Agent Factory
WarnAudited by ClawScan on May 10, 2026.
Overview
This skill is not clearly malicious, but it creates persistent new agents that inherit broad tools, existing profiles, and account-level access without clear limits.
Install only if you intentionally want a persistent multi-agent system. Before using it, back up your OpenClaw config, review generated USER.md and memory files, restrict inherited tools and credentials, prefer isolated browser profiles, and require confirmation for spreadsheet writes, browser actions, cron jobs, and delegated inter-agent tasks.
Findings (5)
Artifact-based informational review of SKILL.md, metadata, install specs, static scan signals, and capability signals. ClawScan does not execute the skill or run runtime probes.
A newly created agent may be able to control browser sessions, change spreadsheets, and set up scheduled work if those platform tools are available.
The skill grants every created agent broad automation and write capabilities rather than a clearly scoped, minimal tool set.
Yeni oluşturulan her ajan aşağıdaki yeteneklere sahiptir ... Browser (Chromium) ... Google Sheets (gog) - Sheets okuma/yazma ... Cron Jobs - Her ajan kendi cron job'unu oluşturabilir
Only install if you want all created agents to inherit these tools. Add per-agent permissions and require explicit user confirmation for browser actions, spreadsheet writes, and cron setup.
New agents could act through the user's existing browser or connected service accounts, including reading or changing account data.
The skill tells agents to use existing API keys, Chrome tabs/profile state, and Google Sheets access without documenting credential scope or per-agent boundaries.
API Key: Gateway config'de tanımlı ... `profile=chrome` mevcut Chrome sekmeleri için ... Google Sheets (gog) - Sheets okuma/yazma
Use isolated browser profiles and least-privilege service credentials. Do not allow newly created agents to inherit Chrome, Gateway, or Google account access unless explicitly approved.
Created agents remain available after the task and may keep their memory, sessions, and inherited capabilities until the user manually cleans them up.

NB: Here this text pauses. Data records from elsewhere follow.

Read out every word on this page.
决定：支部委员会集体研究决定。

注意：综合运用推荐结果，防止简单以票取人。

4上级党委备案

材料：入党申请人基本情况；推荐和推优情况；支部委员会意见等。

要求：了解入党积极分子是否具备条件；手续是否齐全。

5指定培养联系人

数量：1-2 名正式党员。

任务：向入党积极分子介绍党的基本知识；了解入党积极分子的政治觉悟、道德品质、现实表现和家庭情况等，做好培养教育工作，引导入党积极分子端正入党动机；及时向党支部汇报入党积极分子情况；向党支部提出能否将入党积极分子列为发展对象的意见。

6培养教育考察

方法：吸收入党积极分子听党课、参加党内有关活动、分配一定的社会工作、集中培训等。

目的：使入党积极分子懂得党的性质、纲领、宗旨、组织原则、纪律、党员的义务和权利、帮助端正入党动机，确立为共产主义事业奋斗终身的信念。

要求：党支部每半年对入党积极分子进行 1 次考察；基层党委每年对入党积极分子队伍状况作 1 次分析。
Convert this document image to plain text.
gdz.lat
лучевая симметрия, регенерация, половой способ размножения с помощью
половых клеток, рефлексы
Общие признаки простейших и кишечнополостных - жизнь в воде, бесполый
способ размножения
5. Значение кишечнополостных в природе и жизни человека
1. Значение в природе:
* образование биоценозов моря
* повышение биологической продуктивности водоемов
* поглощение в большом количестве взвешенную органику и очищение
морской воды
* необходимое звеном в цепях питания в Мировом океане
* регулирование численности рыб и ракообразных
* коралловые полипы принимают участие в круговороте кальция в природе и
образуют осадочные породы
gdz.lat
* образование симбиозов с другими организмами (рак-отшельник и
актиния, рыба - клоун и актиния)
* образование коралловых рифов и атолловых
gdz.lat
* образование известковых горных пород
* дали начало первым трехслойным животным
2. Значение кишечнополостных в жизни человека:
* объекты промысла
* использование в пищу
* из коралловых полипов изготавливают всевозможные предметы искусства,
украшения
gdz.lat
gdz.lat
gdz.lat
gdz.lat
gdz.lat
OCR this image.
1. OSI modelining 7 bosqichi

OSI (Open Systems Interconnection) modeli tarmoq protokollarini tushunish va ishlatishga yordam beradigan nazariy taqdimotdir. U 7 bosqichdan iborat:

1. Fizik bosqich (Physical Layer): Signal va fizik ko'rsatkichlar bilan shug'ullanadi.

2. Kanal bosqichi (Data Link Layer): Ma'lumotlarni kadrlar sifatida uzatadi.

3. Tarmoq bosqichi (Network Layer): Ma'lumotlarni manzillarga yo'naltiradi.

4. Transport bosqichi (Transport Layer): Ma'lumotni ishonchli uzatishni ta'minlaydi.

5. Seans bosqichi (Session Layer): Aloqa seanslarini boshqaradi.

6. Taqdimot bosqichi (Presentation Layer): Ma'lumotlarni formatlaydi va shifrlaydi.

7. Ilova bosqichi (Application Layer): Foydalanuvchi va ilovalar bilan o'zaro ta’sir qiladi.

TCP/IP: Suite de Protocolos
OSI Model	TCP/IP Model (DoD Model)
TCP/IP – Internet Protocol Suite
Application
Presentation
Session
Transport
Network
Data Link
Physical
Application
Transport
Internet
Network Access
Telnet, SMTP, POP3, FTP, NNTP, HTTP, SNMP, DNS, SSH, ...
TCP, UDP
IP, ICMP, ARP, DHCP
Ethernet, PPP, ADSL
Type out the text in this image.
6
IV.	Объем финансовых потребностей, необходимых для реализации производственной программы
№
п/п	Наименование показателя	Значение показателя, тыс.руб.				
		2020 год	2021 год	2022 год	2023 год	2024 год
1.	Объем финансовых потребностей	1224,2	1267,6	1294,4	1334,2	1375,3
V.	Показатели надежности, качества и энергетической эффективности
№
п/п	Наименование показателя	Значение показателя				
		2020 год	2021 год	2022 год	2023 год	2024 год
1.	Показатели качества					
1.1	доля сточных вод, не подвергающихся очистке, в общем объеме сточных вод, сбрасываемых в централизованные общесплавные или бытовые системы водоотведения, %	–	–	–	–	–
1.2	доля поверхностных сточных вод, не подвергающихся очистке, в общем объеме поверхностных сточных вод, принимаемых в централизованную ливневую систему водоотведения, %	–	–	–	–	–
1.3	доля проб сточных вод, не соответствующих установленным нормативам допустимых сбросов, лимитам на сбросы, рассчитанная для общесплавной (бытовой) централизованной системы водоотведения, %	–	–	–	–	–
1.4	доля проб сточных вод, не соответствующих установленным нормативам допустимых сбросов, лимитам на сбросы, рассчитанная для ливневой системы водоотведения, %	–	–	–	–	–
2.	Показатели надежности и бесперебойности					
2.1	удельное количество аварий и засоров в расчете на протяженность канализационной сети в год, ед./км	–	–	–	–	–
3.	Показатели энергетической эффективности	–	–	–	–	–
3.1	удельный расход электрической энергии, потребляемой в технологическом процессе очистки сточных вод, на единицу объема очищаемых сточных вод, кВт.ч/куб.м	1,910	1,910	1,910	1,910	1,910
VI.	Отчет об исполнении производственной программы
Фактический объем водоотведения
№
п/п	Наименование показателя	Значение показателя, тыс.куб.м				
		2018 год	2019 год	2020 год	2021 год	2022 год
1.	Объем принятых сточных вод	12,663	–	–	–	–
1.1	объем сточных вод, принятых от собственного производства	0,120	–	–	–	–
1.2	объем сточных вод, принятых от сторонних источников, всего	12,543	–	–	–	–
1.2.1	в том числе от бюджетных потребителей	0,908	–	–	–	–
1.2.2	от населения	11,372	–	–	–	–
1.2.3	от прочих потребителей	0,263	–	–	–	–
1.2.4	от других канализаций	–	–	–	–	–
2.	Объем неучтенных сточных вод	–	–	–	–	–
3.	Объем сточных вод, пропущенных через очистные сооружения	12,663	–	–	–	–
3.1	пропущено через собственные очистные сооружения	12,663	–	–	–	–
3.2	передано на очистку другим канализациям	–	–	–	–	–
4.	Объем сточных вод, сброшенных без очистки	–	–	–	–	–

The script creates persistent agent directories and mutates the central OpenClaw configuration to register the new agent.
WORKSPACE_DIR="/home/ubuntu/.openclaw/agents/${AGENT_ID}" ... mkdir -p "$WORKSPACE_DIR/memory" ... '.agents.list += [$newAgent]' ... mv "$TEMP_FILE" "$CONFIG_FILE"Back up openclaw.json before use, require confirmation before adding agents, check for duplicates, and provide a clear uninstall or rollback path for generated agents.
Agents created by this skill may think the user is someone else and may preserve incorrect or sensitive notes across future sessions.
The generated persistent user context is seeded with a hardcoded person's name and is designed to be filled over time, which can mislead or poison future agent sessions.
cat > "$WORKSPACE_DIR/USER.md" << EOF ... - **Name:** Tevfik Gülep ... - **Notlar:** _Ajan bu alanı zamanla dolduracak_
Remove hardcoded personal identity data, initialize USER.md from the actual user's explicit input, and document retention and editing controls for generated memory files.
Messages or tasks could be passed between agents with unclear authority, potentially causing unintended tool use or data exposure across agents.
The skill defines task routing between agents and messaging channels but does not specify origin checks, permission boundaries, or data-sharing limits.
Telegram'da: `angarya: <mesaj>` ... `/pm angarya <mesaj>` ... Sub-agent olarak: "Angarya'ya şunu yaptır: ..."
Define which users and agents may send tasks, require approval for sensitive delegated actions, and log or label inter-agent messages with clear origin and permissions.